The NPN’s method is simple: interested contributors register at usanpn.org, selecting a location and species of plant to observe. The network is available all across the U.S., but is not yet programmed to accept animal observations. Contributors then print out a worksheet specially designed for that species with a series of simple observational questions. This data is entered online, with observations continuing for as long as the contributor is interested.
The process is exciting, Crimmins said, but by no means new: people have been informally collecting phenological data for centuries. Although it is difficult to scientifically standardize great-grandma’s diary entries about the arrival of bluebirds, such data could prove invaluable, she said.
“If we can bring together data sets that folks have been collecting for the past 10, 20, 30, 100 years, we suddenly can look backwards, and expand our record immensely, and you can’t put a value on that,” she said.
Britain has hosted a similar program, the Butterfly Monitoring Scheme, since 1976. The program utilizes a ‘citizen scientist’ watch network similar to NPN’s, although confined solely to butterflies.
The BMS gathers reports from 134 sites across Britain, according to its website. Canada, the Netherlands and other European countries also have been monitoring changes in phenology for many years, via scientific studies and citizen efforts.
Ironically, one of the biggest challenges scientists will face in interpreting this information is deciding how to actually attach a date to the “arrival” of a season. Part of the difficulty, Weltzin said, is that some methods for date assigning work well in some geographic locations but not in others.
“Different natural systems do things differently,” Weltzin said. “We’re trying to establish a single point along a spectrum of space and time that defines that system, and it’s almost impossible to do.”
To illustrate, Weltzin pointed to a mesquite tree outside his office window.

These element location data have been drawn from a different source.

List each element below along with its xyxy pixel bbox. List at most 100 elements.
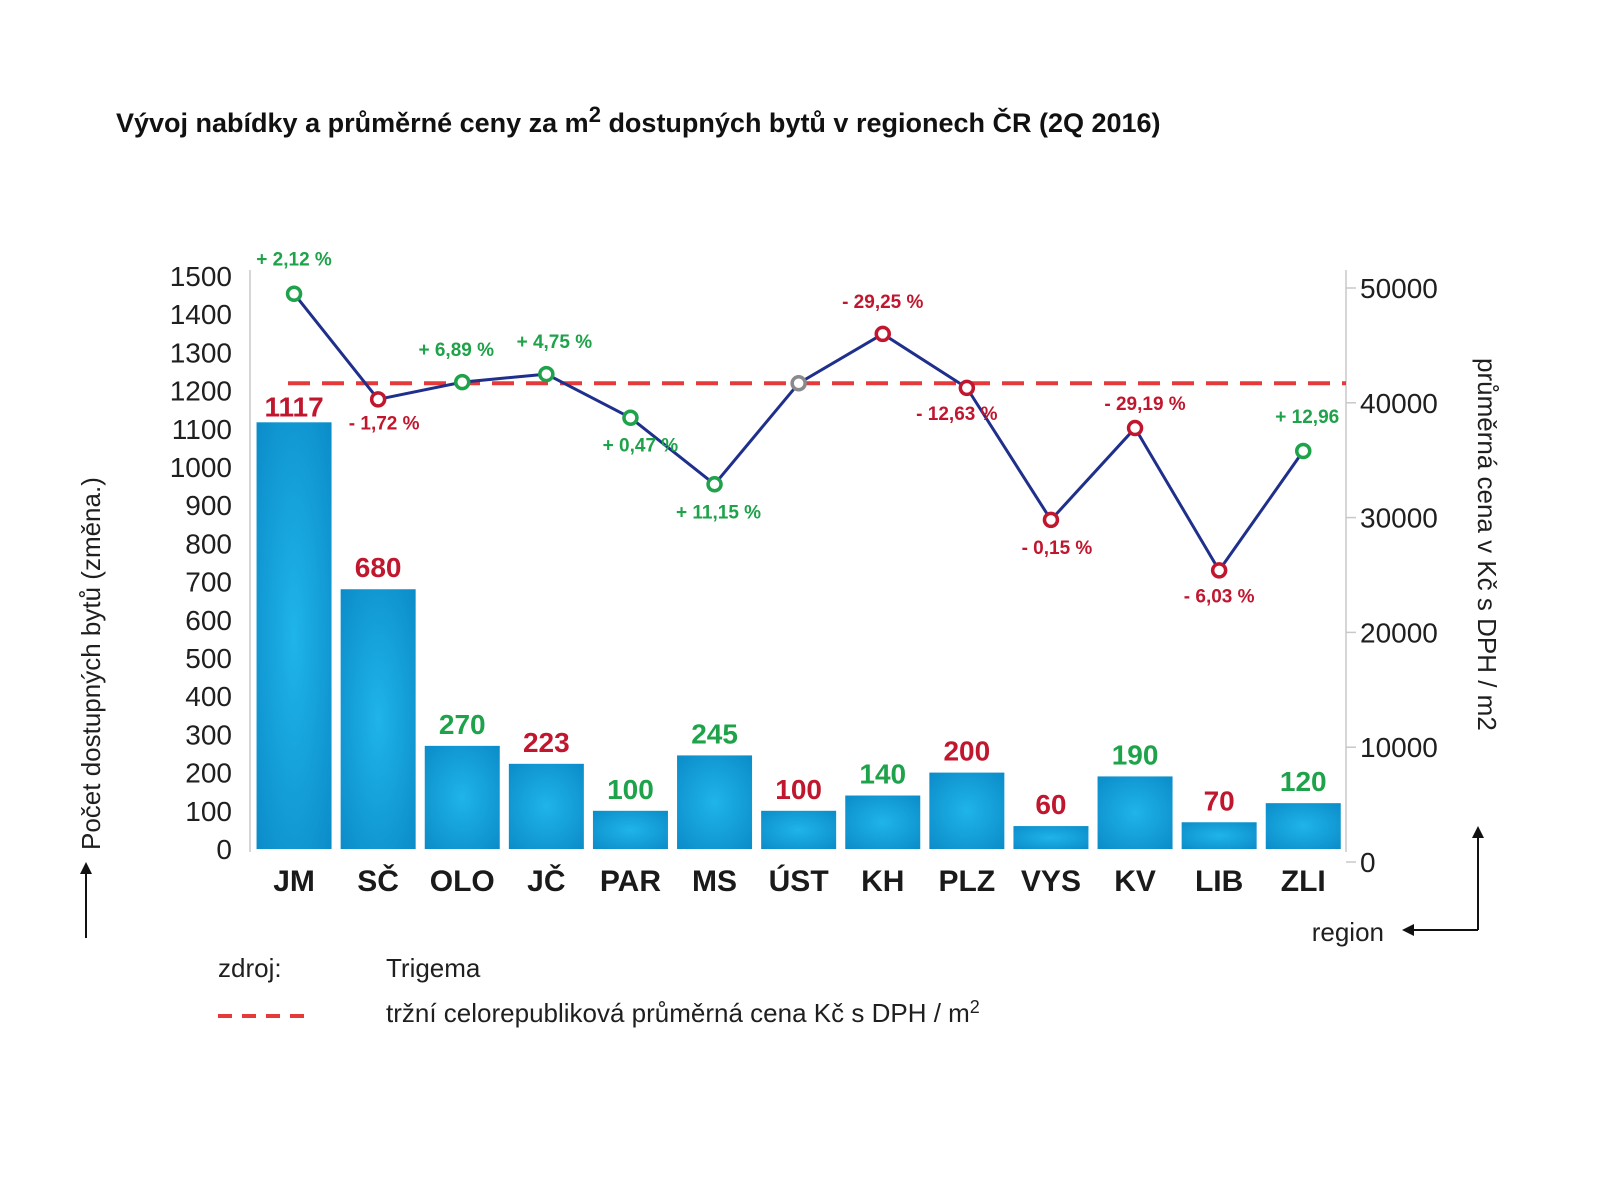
line-series [285,285,1312,579]
price-point [958,379,976,397]
bar-value-label: 270 [439,709,486,740]
right-tick-label: 10000 [1360,732,1438,763]
category-labels: JM SČ OLO JČ PAR MS ÚST KH PLZ VYS KV LIB ZLI [273,864,1326,898]
right-tick-label: 40000 [1360,388,1438,419]
price-point [285,285,303,302]
percent-change-label: + 12,96 [1275,407,1339,428]
category-label: JČ [527,864,565,898]
category-label: VYS [1021,865,1081,898]
percent-change-label: - 6,03 % [1184,586,1255,607]
right-tick-label: 50000 [1360,273,1438,304]
bar-value-label: 680 [355,552,402,583]
price-point [790,375,807,392]
category-label: ÚST [769,864,829,898]
percent-change-label: - 12,63 % [916,404,997,425]
bar [1265,803,1341,849]
left-tick-label: 100 [185,796,232,827]
percent-change-label: + 2,12 % [256,250,332,271]
left-tick-label: 1500 [170,261,232,292]
bar-value-label: 223 [523,727,570,758]
left-tick-label: 1100 [172,414,232,445]
left-tick-label: 400 [185,681,232,712]
bar [1181,822,1257,849]
percent-change-labels: + 2,12 % - 1,72 % + 6,89 % + 4,75 % + 0,47 %… [256,250,1339,608]
y-right-axis-title: průměrná cena v Kč s DPH / m2 [1472,358,1502,731]
price-point [538,365,555,383]
price-point [369,391,387,408]
left-axis-ticks: 0 100 200 300 400 500 600 700 800 900 1000 1100 1200… [170,261,232,865]
right-tick-label: 20000 [1360,617,1438,648]
category-label: LIB [1195,865,1243,898]
category-label: PAR [600,865,661,898]
right-tick-label: 0 [1360,847,1376,878]
left-tick-label: 800 [185,528,232,559]
chart-title: Vývoj nabídky a průměrné ceny za m2 dost… [116,102,1161,138]
source-label: zdroj: [218,953,282,983]
price-point [1126,419,1144,437]
category-label: KH [861,865,904,898]
legend-reference-label: tržní celorepubliková průměrná cena Kč s… [386,997,980,1028]
bar [592,810,668,849]
bar [1097,776,1173,849]
percent-change-label: + 4,75 % [517,332,593,353]
category-label: SČ [357,864,399,898]
bar-value-label: 70 [1204,785,1235,816]
left-tick-label: 0 [216,834,232,865]
category-label: KV [1114,865,1156,898]
x-axis-title: region [1312,917,1384,947]
left-tick-label: 200 [185,758,232,789]
price-point [874,325,891,343]
left-tick-label: 500 [185,643,232,674]
price-point [706,476,723,493]
bar [256,422,332,849]
bar-value-label: 100 [775,774,822,805]
price-point [622,409,639,426]
category-label: OLO [430,865,495,898]
bar-value-label: 200 [943,736,990,767]
category-label: MS [692,865,737,898]
bar [1013,826,1089,849]
left-tick-label: 1000 [170,452,232,483]
left-tick-label: 300 [185,719,232,750]
percent-change-label: + 0,47 % [603,436,679,457]
bar-value-label: 60 [1035,789,1066,820]
bar [508,763,584,849]
bar [677,755,753,849]
price-line [292,292,1305,572]
bar [845,795,921,849]
bar [761,810,837,849]
percent-change-label: - 29,25 % [842,292,923,313]
right-tick-label: 30000 [1360,503,1438,534]
bar-value-labels: 1117 680 270 223 100 245 100 140 200 60 190 70 120 [264,391,1326,820]
bar-value-label: 120 [1280,766,1327,797]
price-point [1210,562,1228,579]
right-axis-ticks: 0 10000 20000 30000 40000 50000 [1346,273,1438,878]
y-left-axis-title: Počet dostupných bytů (změna.) [76,477,106,850]
price-point [1295,442,1312,460]
price-point [1042,511,1060,529]
percent-change-label: + 6,89 % [418,340,494,361]
left-tick-label: 1300 [170,337,232,368]
source-value: Trigema [386,953,481,983]
percent-change-label: - 29,19 % [1104,394,1185,415]
left-tick-label: 600 [185,605,232,636]
category-label: PLZ [939,865,996,898]
percent-change-label: - 1,72 % [349,413,420,434]
bar-value-label: 1117 [264,391,323,422]
percent-change-label: - 0,15 % [1022,538,1093,559]
category-label: ZLI [1281,865,1326,898]
bar [340,589,416,849]
category-label: JM [273,865,315,898]
left-tick-label: 1400 [170,299,232,330]
bar-value-label: 100 [607,774,654,805]
left-tick-label: 700 [185,567,232,598]
left-tick-label: 1200 [170,376,232,407]
bar-value-label: 190 [1112,739,1159,770]
bar [929,772,1005,849]
percent-change-label: + 11,15 % [676,502,761,523]
bar-series [256,422,1341,849]
bar-value-label: 140 [859,759,906,790]
price-point [454,373,471,391]
left-tick-label: 900 [185,490,232,521]
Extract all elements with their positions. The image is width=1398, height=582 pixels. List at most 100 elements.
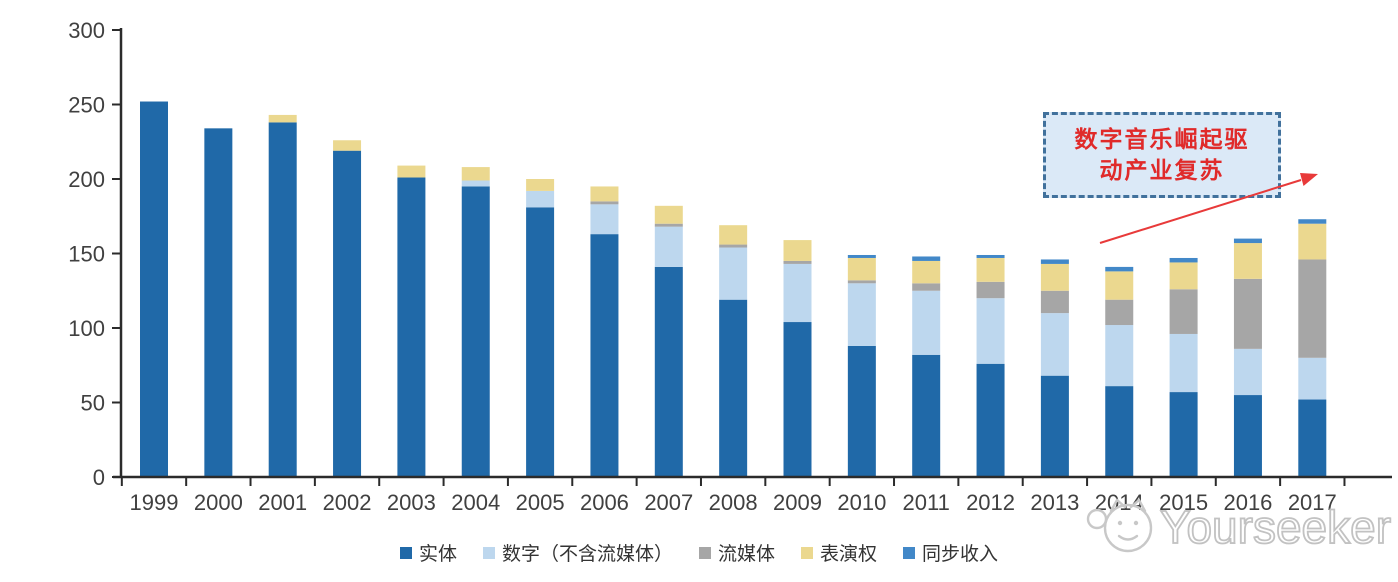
bar-segment-2004 [461, 180, 490, 187]
bar-segment-2015 [1169, 392, 1198, 477]
bar-segment-2005 [526, 207, 555, 477]
x-axis-label: 2009 [773, 490, 822, 515]
bar-segment-2017 [1298, 219, 1327, 224]
bar-segment-2003 [397, 165, 426, 178]
bar-segment-2007 [654, 226, 683, 267]
bar-segment-2012 [976, 257, 1005, 282]
bar-segment-2010 [847, 283, 876, 346]
bar-segment-2001 [268, 114, 297, 123]
bar-segment-1999 [140, 101, 168, 478]
legend-item-digital: 数字（不含流媒体） [482, 539, 673, 566]
bar-segment-2004 [461, 167, 490, 181]
legend-label-digital: 数字（不含流媒体） [501, 544, 673, 565]
y-axis-tick-label: 0 [93, 465, 105, 490]
y-axis-tick-label: 300 [68, 18, 105, 43]
bar-segment-2008 [719, 299, 748, 477]
legend-swatch-streaming [698, 546, 711, 559]
x-axis-label: 2002 [323, 490, 372, 515]
bar-segment-2000 [204, 128, 233, 477]
bar-segment-2009 [783, 322, 812, 477]
bar-segment-2016 [1233, 395, 1262, 477]
x-axis-label: 2003 [387, 490, 436, 515]
bar-segment-2002 [333, 150, 362, 477]
x-axis-label: 2012 [966, 490, 1015, 515]
bar-segment-2015 [1169, 289, 1198, 334]
bar-segment-2009 [783, 240, 812, 261]
bar-segment-2001 [268, 122, 297, 477]
legend-swatch-sync [903, 546, 916, 559]
x-axis-label: 2015 [1159, 490, 1208, 515]
y-axis-tick-label: 50 [81, 391, 105, 416]
bar-segment-2013 [1040, 259, 1069, 264]
bar-segment-2017 [1298, 357, 1327, 400]
bar-segment-2016 [1233, 243, 1262, 279]
y-axis-tick-label: 250 [68, 93, 105, 118]
bar-segment-2015 [1169, 262, 1198, 290]
bar-segment-2015 [1169, 257, 1198, 263]
bar-segment-2014 [1105, 299, 1134, 326]
bar-segment-2012 [976, 298, 1005, 364]
legend-label-performance: 表演权 [820, 544, 878, 565]
legend-swatch-physical [399, 546, 412, 559]
bar-segment-2006 [590, 234, 619, 477]
bar-segment-2007 [654, 266, 683, 477]
bar-segment-2017 [1298, 399, 1327, 477]
bar-segment-2011 [912, 260, 941, 284]
x-axis-label: 2011 [903, 490, 950, 515]
annotation-text-line1: 数字音乐崛起驱 [1074, 126, 1250, 152]
y-axis-tick-label: 150 [68, 242, 105, 267]
annotation-arrow-line [1099, 179, 1302, 244]
annotation-callout: 数字音乐崛起驱 动产业复苏 [1043, 112, 1281, 198]
bar-segment-2006 [590, 201, 619, 205]
bar-segment-2017 [1298, 259, 1327, 358]
y-axis-tick-label: 100 [68, 316, 105, 341]
x-axis-label: 2000 [194, 490, 243, 515]
annotation-arrow-head [1300, 173, 1318, 186]
bar-segment-2013 [1040, 290, 1069, 314]
x-axis-label: 1999 [130, 490, 179, 515]
bar-segment-2009 [783, 260, 812, 264]
x-axis-label: 2010 [837, 490, 886, 515]
bar-segment-2008 [719, 225, 748, 245]
x-axis-label: 2006 [580, 490, 629, 515]
bar-segment-2017 [1298, 223, 1327, 260]
bar-segment-2006 [590, 186, 619, 202]
bar-segment-2014 [1105, 325, 1134, 387]
bar-segment-2014 [1105, 271, 1134, 300]
x-axis-label: 2017 [1288, 490, 1337, 515]
x-axis-label: 2004 [451, 490, 500, 515]
chart-legend: 实体 数字（不含流媒体） 流媒体 表演权 同步收入 [0, 539, 1398, 566]
bar-segment-2004 [461, 186, 490, 477]
bar-segment-2008 [719, 244, 748, 248]
bar-segment-2002 [333, 140, 362, 151]
y-axis-tick-label: 200 [68, 167, 105, 192]
bar-segment-2011 [912, 256, 941, 261]
bar-segment-2007 [654, 223, 683, 227]
bar-segment-2015 [1169, 333, 1198, 393]
legend-item-streaming: 流媒体 [698, 539, 775, 566]
annotation-text-line2: 动产业复苏 [1099, 157, 1225, 183]
legend-item-performance: 表演权 [801, 539, 877, 566]
legend-item-physical: 实体 [399, 539, 457, 566]
yourseeker-watermark: Yourseeker [1086, 498, 1392, 554]
bar-segment-2013 [1040, 375, 1069, 477]
bar-segment-2016 [1233, 348, 1262, 396]
bar-segment-2010 [847, 345, 876, 477]
legend-item-sync: 同步收入 [903, 539, 998, 566]
bar-segment-2007 [654, 205, 683, 224]
x-axis-label: 2001 [258, 490, 307, 515]
bar-segment-2012 [976, 281, 1005, 299]
bar-segment-2013 [1040, 313, 1069, 376]
bar-segment-2006 [590, 204, 619, 235]
bar-segment-2005 [526, 190, 555, 208]
x-axis-label: 2013 [1030, 490, 1079, 515]
legend-label-sync: 同步收入 [922, 544, 999, 565]
bar-segment-2009 [783, 263, 812, 323]
bar-segment-2011 [912, 354, 941, 477]
bar-segment-2012 [976, 254, 1005, 258]
bar-segment-2008 [719, 247, 748, 300]
bar-segment-2010 [847, 254, 876, 258]
legend-label-streaming: 流媒体 [717, 544, 775, 565]
bar-segment-2012 [976, 363, 1005, 477]
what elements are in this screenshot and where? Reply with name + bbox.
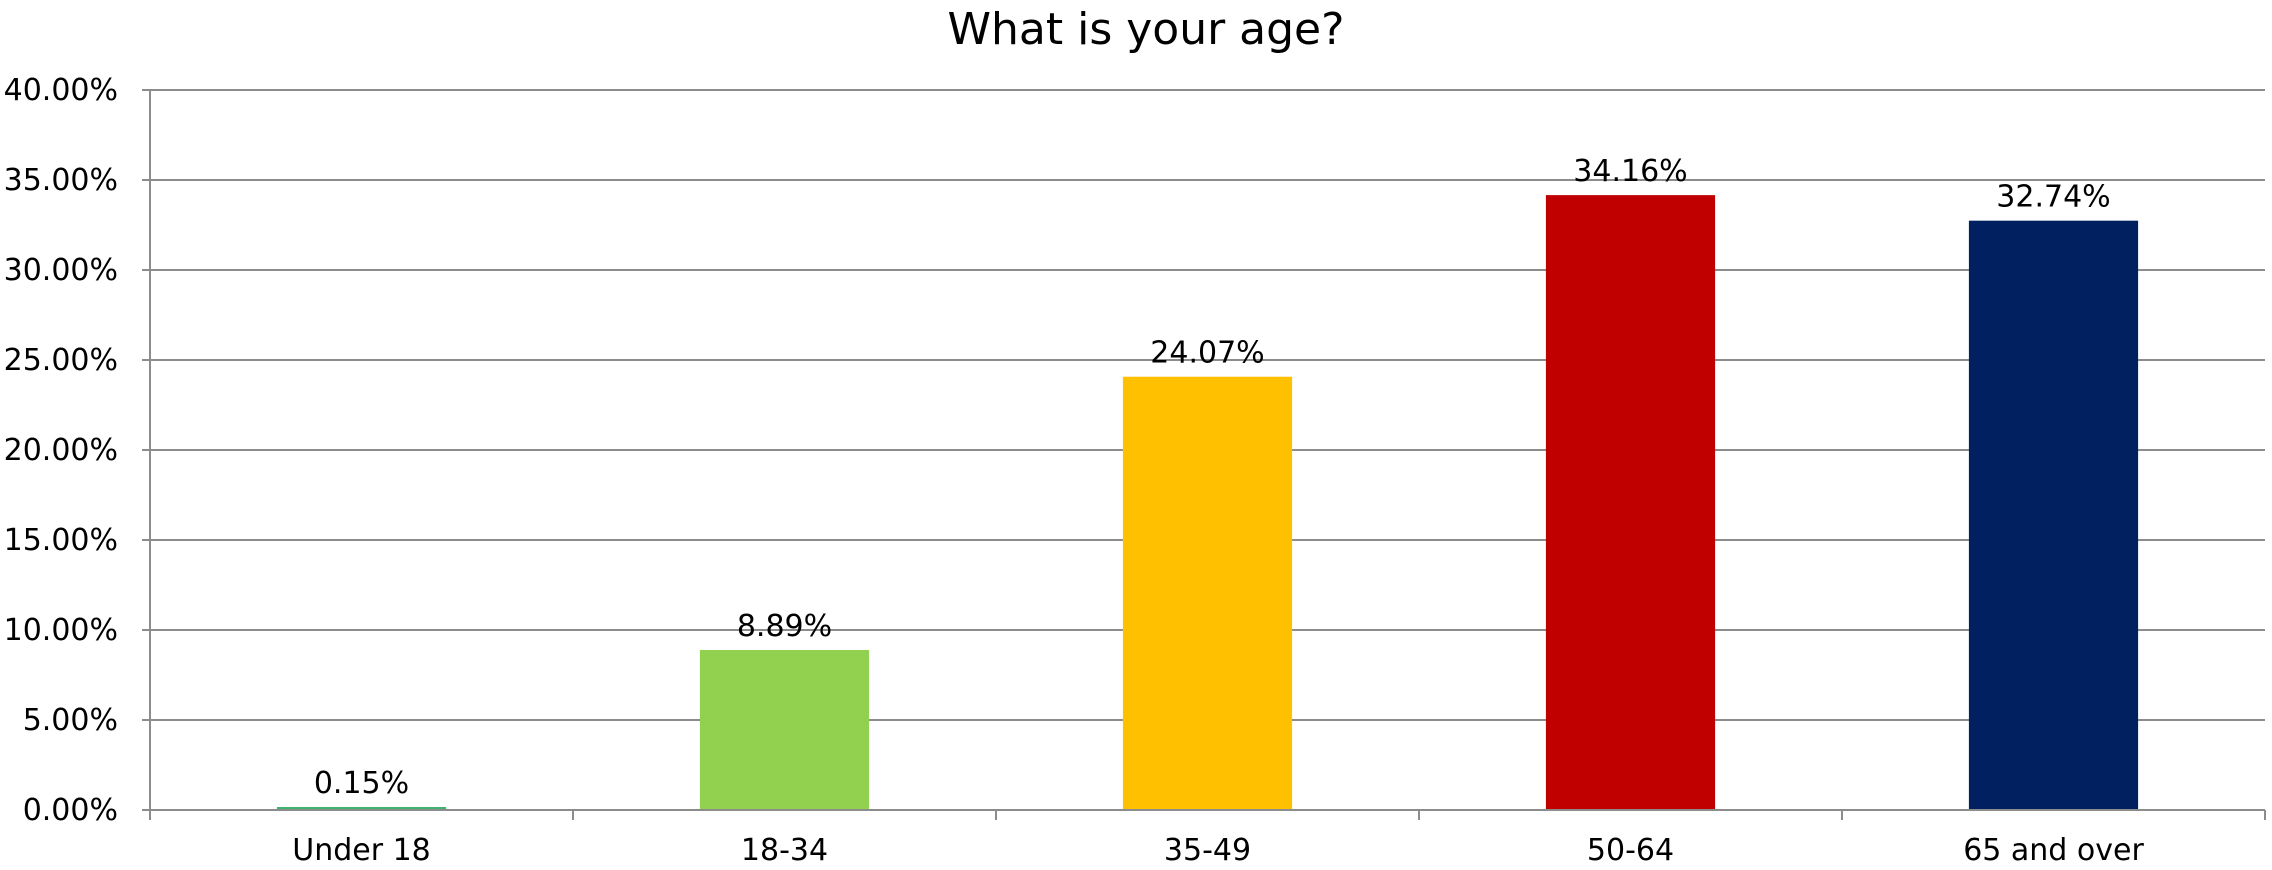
y-tick-label: 35.00%	[4, 163, 118, 198]
data-label: 24.07%	[1150, 336, 1264, 371]
bar-50-64	[1545, 195, 1716, 810]
bar-65-and-over	[1968, 220, 2139, 810]
data-label: 32.74%	[1996, 180, 2110, 215]
x-tick-label: Under 18	[292, 833, 431, 868]
y-tick-label: 20.00%	[4, 433, 118, 468]
y-tick-label: 10.00%	[4, 613, 118, 648]
x-tick-label: 50-64	[1587, 833, 1674, 868]
data-labels: 0.15% 8.89% 24.07% 34.16% 32.74%	[314, 154, 2111, 801]
bar-35-49	[1122, 376, 1293, 810]
data-label: 8.89%	[737, 609, 832, 644]
x-axis: Under 18 18-34 35-49 50-64 65 and over	[142, 90, 2266, 868]
bars	[276, 195, 2139, 810]
y-axis-tick-labels: 0.00% 5.00% 10.00% 15.00% 20.00% 25.00% 30.00%…	[4, 73, 118, 828]
y-tick-label: 25.00%	[4, 343, 118, 378]
y-tick-label: 15.00%	[4, 523, 118, 558]
data-label: 0.15%	[314, 766, 409, 801]
bar-18-34	[699, 649, 870, 810]
data-label: 34.16%	[1573, 154, 1687, 189]
chart-title: What is your age?	[948, 4, 1345, 55]
x-tick-label: 18-34	[741, 833, 828, 868]
y-tick-label: 0.00%	[23, 793, 118, 828]
y-tick-label: 40.00%	[4, 73, 118, 108]
x-tick-label: 65 and over	[1963, 833, 2144, 868]
x-tick-label: 35-49	[1164, 833, 1251, 868]
bar-under-18	[276, 807, 447, 810]
y-tick-label: 30.00%	[4, 253, 118, 288]
y-tick-label: 5.00%	[23, 703, 118, 738]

“We can see that it has green leaves on it, but it had green leaves on it all winter long,” he said. “It never gets cold enough to kill the old leaves, so gradually new ones come out and push the old ones off. Probably all those leaves we see up there now are new, I guess, so when did the season start for that? When the first new green leaf came out, you could argue. Or was it when there were new leaves on three parts? That’s what we’re trying to standardize.”